Security Assertion Markup Language (SAML) is a mechanism used to authorize users in two or more web applications/websites. It could be used as Single Sign On (SSO) method in UseResponse.
SAML is not in the core of the system and is available in Enterprise package
How Does It Work in UseResponse
UseResponse takes the role of service provider here that establishes connection with identity provider (LDAP, Active Directory) of your corporate network. You can use your own SAML server or choose SAML service like OneLogin, Okta, PingIdentity, as identify provider (IdP).
Once user is authorized in any of your application that uses SAML, he would be automatically logged in all other applications (CRM, email, internal system, etc). So authentication process is handled outside of UseResponse.
Each time new user is added into your network, new user account is created in UseResponse, but passwords are not stored in the system but only emails and Full Names.
No matter what login form you would use, users would sign in corporate network (authenticated with LDAP or Active Directory as an example). Once user is added in your corporate network, it's added automatically into your community by syncing the data.
Configuring SAML Implementation
To enable SAML, please go to Administration » Login Plus » Single Sign-on.
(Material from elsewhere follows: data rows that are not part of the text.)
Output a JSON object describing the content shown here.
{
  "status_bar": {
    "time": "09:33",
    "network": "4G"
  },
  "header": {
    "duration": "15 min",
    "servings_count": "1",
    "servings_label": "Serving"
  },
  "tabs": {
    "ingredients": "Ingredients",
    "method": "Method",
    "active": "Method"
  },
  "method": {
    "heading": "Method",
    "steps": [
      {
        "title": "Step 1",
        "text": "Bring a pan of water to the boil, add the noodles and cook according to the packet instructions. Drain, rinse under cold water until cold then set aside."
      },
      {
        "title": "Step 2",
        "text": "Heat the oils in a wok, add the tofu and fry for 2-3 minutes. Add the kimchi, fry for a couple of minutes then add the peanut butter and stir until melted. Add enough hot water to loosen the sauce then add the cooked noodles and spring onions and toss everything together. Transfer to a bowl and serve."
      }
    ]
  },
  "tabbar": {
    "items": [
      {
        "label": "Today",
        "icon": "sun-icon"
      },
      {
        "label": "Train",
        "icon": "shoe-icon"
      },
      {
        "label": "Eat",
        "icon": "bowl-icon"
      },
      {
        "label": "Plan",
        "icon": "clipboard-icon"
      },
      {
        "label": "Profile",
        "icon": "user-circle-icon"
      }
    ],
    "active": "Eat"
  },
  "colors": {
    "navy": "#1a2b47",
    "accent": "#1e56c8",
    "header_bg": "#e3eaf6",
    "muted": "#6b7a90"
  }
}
If you are going to use system only within your company, so no public users would have access to it, choose the option to use only SSO and disable registration emails.
You would need 2 options to put on your IdP (SAML server or service provider) that are provided on settings page:
- Assertion Consumer Service URL - SSO URL of UseResponse that is served as service provider in SAML;
- Single Logout Service URL - used to logout user from UseResponse once logout process was done in another application.
You would need to take 3 options for your IdP to put in UseResponse settings:
- External Login URL - used to forward you to external login form where user is authenticated;
- External Logout URL - used to logout user from all web applications once user logs out UseResponse;
- Certificate Fingerprint - the SHA1 fingerprint of the SAML certificate that should be taken at your IdP.
You can pass other variables to be caught by the system set in the module settings like User ID, Email, First Name, Last Name.
Any user that signs in UseResponse using SAML is assigned to "User" Role.